The  Australian landscape photographer Peter Lik’s photographic work, ‘Phantom’ is now the most expensive photo in history at an impressive $6.5 million, or £4.1 million. The work is a black-and-white shot of Arizona’s Antelope Canyon, with a piercing column of sunlight appearing like a ghostly figure between the rocky outcropping.

The sale of the photograph was to an anonymous Los Angeles collector, it also included two other photos by the artist: ‘Illusion’, which sold for $2.4 million, or £1.5 million and ‘Eternal Moods’, which fetched $1.1 million, or £700,000. This sale therefore places four of Lik’s works among the top twenty most expensive photos of all time.

The buyer’s representative Joshua Roth of the Glaser Weil Fink Howard Avchen & Shapiro, described his client in a press release as “a long-time collector of Lik’s works” who “is delighted to add these one-of-a-kind photographs to his impressive collection.”

But the Guardian described the work as “hollow, clichéd, and tasteless, the black and white shot of an Arizona canyon isn’t art – and proves that photography never will be”.

The publication went on to state: “the record-setting picture typifies everything that goes wrong when photographers think they are artists.” The publication continues stating that Lik’s use of black and white as “outmoded” and “affected.”

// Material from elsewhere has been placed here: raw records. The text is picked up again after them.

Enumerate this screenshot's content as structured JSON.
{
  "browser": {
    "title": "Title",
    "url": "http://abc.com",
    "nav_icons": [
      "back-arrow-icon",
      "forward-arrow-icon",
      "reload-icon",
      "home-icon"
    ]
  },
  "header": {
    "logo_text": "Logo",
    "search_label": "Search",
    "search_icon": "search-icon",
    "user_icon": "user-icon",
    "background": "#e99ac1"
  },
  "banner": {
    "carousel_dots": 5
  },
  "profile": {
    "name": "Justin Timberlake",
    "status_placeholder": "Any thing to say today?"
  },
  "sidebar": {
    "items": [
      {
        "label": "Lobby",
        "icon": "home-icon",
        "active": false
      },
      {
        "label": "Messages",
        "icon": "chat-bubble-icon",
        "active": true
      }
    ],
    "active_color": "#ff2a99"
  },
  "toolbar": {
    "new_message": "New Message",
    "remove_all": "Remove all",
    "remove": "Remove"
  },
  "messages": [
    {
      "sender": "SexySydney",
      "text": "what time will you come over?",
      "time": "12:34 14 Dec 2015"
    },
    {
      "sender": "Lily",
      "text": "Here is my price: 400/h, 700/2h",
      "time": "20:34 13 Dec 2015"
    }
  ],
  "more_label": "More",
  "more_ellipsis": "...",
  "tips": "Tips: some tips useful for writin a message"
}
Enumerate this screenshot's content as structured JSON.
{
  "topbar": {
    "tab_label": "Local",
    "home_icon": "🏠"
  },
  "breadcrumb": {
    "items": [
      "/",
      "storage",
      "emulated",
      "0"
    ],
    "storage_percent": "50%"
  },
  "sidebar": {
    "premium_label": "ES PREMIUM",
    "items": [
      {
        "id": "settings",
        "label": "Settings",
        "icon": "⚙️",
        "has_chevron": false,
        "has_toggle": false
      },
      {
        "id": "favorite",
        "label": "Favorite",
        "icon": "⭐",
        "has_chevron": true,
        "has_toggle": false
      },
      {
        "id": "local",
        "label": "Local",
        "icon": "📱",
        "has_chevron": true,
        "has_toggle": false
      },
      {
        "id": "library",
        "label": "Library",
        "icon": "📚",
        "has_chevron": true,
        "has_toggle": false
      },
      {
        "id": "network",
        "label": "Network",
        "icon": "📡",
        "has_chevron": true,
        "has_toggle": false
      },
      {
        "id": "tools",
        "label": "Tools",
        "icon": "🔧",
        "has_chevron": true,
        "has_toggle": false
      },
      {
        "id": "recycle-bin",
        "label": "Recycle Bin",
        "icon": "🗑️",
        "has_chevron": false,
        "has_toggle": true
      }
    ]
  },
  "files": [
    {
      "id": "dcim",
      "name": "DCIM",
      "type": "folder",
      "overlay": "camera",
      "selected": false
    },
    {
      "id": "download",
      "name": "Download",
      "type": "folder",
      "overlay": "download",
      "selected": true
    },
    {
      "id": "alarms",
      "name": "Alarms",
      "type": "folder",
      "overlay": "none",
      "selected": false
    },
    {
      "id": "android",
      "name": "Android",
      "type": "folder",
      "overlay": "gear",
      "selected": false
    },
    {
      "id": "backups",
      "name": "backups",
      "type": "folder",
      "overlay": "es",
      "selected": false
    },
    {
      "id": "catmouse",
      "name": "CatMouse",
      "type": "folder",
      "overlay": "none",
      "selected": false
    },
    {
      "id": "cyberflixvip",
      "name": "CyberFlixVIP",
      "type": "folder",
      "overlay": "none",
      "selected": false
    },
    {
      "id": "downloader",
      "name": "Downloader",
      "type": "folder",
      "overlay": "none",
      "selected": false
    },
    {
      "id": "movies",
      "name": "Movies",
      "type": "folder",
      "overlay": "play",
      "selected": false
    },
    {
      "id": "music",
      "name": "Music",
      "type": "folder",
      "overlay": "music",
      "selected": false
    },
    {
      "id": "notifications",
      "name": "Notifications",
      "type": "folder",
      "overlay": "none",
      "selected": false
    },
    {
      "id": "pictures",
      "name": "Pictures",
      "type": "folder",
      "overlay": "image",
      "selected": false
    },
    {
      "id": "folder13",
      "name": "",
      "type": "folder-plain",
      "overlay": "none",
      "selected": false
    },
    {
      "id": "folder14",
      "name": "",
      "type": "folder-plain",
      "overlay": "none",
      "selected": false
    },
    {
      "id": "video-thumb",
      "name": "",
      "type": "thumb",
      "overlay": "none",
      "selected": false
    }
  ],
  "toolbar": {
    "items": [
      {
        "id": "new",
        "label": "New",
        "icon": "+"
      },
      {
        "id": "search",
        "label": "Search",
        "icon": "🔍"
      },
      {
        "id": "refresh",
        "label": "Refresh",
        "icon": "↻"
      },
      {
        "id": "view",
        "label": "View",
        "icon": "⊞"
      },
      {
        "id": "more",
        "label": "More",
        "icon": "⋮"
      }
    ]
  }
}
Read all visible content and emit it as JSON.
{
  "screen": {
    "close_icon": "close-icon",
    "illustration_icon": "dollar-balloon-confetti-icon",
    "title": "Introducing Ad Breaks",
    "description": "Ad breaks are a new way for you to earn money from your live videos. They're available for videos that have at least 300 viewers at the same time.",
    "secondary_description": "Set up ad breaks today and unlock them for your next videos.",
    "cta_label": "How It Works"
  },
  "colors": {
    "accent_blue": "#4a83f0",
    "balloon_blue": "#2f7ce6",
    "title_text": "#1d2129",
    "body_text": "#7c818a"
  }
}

Concluding: If this is the most valuable “fine art photograph” in history, God help fine art photography. For this hollow and overblown creation exposes the illusion that lures us all, when we’re having a good day with a good camera – the fantasy that taking a picture is the same thing as making a work of art.”

The previous record was held by German visual artist Andreas Gursky, for his ‘Rhein II’ (1999), a digitally-manipulated colour photo of the River Rhine which fetched $4.3 million, or £2.7 million at Christie’s in 2011, and Cindy Sherman’s ‘Untitled #96’ (1981), a self-portrait of the artist lying on the floor in an orange outfit, sold for a then-record-setting $3.89 million, or £2.4 million – also at Christie’s.